Negar o voto aos pobres se tornou indigno. Além disso, quem deflagrou as
guerras mais mortíferas do século não foram os pobres. Se a Alemanha e a Rússia
imperiais rumaram para o desastre em 1914, não foi por iniciativa de seus
miseráveis, mas de seus príncipes e nobres, em suma, dos mais ricos. E os
pobres foram, sim, quem mais arcou com os custos dessas guerras infames. Deles
saiu a maior parte dos milhões que morreram em batalha ou de fome. Mais perto
de nós, a crise de 2008 não foi causada pelos pobres ou beneficiários da
previdência social norte-americana. Não há base empírica para culpar os mais
pobres pela adoção de políticas desastrosas.
Hoje, se alguém sugere, ainda que implicitamente,
que pobres não votem, está retomando um imaginário antigo, arcaico.
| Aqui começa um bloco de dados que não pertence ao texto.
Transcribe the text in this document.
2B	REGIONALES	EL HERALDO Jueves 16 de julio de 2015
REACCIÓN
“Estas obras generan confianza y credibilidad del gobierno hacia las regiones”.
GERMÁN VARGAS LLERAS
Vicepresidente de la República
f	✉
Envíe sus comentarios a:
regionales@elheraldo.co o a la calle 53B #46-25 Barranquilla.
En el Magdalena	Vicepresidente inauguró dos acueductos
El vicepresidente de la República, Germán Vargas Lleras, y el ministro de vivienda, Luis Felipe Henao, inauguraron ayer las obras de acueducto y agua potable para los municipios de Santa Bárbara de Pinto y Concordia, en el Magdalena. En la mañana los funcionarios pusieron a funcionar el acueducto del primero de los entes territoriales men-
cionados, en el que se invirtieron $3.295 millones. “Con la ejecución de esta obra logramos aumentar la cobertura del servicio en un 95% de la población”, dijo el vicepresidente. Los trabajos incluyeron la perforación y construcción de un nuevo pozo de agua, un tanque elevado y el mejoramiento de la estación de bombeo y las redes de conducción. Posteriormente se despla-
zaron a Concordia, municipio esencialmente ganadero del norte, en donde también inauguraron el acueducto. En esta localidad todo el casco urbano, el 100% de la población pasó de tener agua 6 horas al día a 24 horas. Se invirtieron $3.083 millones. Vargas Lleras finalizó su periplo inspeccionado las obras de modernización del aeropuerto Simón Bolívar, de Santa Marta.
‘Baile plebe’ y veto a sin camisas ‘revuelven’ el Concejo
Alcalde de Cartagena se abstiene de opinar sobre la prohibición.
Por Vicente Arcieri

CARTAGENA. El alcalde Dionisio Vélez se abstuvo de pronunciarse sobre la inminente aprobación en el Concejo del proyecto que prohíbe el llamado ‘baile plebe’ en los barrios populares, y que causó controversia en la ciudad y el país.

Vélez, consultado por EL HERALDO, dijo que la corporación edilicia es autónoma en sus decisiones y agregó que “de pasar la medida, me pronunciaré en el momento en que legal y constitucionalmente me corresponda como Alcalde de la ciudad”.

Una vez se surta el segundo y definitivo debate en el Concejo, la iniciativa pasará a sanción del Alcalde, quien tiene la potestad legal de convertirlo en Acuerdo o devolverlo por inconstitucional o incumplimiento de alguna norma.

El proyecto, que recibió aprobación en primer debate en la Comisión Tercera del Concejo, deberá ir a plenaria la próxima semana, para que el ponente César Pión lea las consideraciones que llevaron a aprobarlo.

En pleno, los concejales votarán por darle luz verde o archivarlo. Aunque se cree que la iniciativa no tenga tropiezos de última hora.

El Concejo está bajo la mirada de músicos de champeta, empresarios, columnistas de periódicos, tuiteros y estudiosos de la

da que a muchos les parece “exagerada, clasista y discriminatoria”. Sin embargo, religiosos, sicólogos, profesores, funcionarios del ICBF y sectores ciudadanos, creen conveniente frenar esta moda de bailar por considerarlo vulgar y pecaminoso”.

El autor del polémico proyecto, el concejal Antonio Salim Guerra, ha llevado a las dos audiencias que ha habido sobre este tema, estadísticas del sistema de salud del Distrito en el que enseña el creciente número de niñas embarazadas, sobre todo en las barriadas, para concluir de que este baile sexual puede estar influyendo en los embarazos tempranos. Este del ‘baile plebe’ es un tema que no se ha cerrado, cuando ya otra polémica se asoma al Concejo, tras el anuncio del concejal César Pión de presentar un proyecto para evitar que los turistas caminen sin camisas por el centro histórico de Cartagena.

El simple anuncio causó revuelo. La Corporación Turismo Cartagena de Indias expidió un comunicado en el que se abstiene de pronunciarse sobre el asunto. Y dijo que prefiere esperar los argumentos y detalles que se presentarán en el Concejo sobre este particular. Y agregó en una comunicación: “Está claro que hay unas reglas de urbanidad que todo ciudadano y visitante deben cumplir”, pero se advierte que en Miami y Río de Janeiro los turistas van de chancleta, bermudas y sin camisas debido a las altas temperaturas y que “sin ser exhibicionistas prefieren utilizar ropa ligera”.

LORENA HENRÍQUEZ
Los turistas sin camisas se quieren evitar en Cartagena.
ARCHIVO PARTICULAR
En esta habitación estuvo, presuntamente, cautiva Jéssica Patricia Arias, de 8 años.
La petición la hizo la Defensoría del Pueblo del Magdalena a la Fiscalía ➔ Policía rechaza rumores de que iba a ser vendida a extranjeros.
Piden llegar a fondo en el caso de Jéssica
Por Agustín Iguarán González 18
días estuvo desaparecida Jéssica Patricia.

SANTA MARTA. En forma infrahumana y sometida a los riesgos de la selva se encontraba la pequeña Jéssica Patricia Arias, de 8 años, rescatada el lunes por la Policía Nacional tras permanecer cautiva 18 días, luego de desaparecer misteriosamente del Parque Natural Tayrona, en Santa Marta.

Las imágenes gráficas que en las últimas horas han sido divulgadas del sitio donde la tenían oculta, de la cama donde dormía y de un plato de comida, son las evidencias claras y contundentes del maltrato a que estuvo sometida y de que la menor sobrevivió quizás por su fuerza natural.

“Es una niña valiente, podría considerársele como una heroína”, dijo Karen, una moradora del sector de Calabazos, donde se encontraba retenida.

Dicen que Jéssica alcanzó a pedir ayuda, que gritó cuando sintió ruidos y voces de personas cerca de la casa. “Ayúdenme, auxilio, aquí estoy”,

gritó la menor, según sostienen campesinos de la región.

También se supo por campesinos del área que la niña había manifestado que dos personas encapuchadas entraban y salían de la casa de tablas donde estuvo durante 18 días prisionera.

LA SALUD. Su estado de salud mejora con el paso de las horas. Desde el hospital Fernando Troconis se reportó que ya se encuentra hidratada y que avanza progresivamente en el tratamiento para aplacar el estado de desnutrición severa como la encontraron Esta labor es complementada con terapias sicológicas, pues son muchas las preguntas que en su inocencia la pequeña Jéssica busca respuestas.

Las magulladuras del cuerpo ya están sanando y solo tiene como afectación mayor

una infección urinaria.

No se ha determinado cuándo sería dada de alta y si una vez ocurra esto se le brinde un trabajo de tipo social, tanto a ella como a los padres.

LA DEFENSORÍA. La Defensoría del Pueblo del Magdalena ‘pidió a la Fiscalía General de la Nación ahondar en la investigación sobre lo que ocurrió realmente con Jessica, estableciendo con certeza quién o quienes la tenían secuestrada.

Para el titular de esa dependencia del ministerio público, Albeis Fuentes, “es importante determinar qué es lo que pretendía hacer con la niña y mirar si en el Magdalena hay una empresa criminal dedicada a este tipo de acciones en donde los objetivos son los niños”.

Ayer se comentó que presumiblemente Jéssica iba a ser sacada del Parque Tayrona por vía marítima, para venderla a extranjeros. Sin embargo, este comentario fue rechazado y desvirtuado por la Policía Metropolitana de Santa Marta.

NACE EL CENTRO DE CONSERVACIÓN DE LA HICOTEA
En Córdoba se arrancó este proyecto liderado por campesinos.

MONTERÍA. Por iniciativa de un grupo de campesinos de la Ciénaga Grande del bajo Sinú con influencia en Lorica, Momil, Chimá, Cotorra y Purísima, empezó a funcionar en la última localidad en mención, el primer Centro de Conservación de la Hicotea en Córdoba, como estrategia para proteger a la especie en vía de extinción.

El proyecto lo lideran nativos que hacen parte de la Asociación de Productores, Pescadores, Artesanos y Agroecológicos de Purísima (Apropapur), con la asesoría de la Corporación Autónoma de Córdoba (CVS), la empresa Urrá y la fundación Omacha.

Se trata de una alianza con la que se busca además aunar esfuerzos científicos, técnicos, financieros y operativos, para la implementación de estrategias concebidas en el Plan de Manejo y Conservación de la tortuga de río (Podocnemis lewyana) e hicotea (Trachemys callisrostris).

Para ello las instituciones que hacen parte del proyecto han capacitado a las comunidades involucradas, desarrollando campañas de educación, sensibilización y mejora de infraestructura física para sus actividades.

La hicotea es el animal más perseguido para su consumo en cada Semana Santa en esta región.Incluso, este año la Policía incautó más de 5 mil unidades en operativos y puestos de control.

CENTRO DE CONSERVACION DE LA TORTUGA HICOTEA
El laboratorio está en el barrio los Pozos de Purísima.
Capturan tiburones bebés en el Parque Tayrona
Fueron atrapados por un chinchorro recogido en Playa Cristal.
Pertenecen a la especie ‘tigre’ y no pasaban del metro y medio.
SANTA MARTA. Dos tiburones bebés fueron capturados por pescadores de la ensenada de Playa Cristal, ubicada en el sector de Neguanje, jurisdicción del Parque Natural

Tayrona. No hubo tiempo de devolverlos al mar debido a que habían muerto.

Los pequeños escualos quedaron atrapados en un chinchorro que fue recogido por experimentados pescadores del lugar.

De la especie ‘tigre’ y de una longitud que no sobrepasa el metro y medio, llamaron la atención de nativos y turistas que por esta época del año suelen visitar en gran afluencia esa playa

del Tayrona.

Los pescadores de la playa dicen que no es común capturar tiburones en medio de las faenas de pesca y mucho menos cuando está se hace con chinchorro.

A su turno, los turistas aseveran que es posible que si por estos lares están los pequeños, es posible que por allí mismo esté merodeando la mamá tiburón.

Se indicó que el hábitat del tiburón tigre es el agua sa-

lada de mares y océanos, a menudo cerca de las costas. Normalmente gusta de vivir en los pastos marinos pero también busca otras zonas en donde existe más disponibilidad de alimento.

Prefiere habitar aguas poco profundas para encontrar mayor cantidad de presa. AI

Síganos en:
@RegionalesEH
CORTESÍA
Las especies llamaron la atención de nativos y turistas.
Na verdade,
o século XX, sobretudo em sua segunda metade, mostrou que não é preciso negar
aos pobres o voto para evitar que eles tomem os bens dos ricos; o circo - isto
é, o imaginário do entretenimento - cumpre muito bem esse papel. Se for somado
ao pão, isto é, à supressão da fome e da miséria, dificilmente os pobres se
revoltarão. Isto, se eu quiser dar um argumento de esquerda. Um argumento mais
moderado é: todo aquele que tem futuro - o que geralmente se chama
"família" - se interessa em não o colocar em risco e, por isso, não
apoia políticas irresponsáveis. É quando o trabalhador passa a ter, em vez de
prole, uma família, quando sua renda se torna suficiente para viver mais tempo
e criar filhos, que ele deixa de apoiar revoluções nas ruas. Daí, por sinal,
que alguns radicais culpem a família por um certo conservadorismo que as
classes trabalhadoras assumem.
Mas, de todo modo, é sinal de deficiência na
cultura política a proposta de que perca o direito de votar quem viva de
esmolas - um tema ainda mais antigo, porque grassou no século XVII inglês.
Afinal, um Estado sempre arbitra transferências de riquezas; ele pode
destiná-las aos mais ricos, como fez por milênios, ou começar a transferi-las
aos mais pobres, o que é recente mas, certamente, do ponto de vista moral, não
é pior.
Em minha última coluna critiquei Marina Silva
por deixar passar a eleição de 2010 e as manifestações recentes, sem organizar
sentimentos que tendiam na direção de sua Rede. No mesmo dia em que saiu a
coluna, Marina entrou em contato comigo, por meio do professor Ricardo
Abramovay, querendo conversar, o que fizemos dois dias depois, longamente.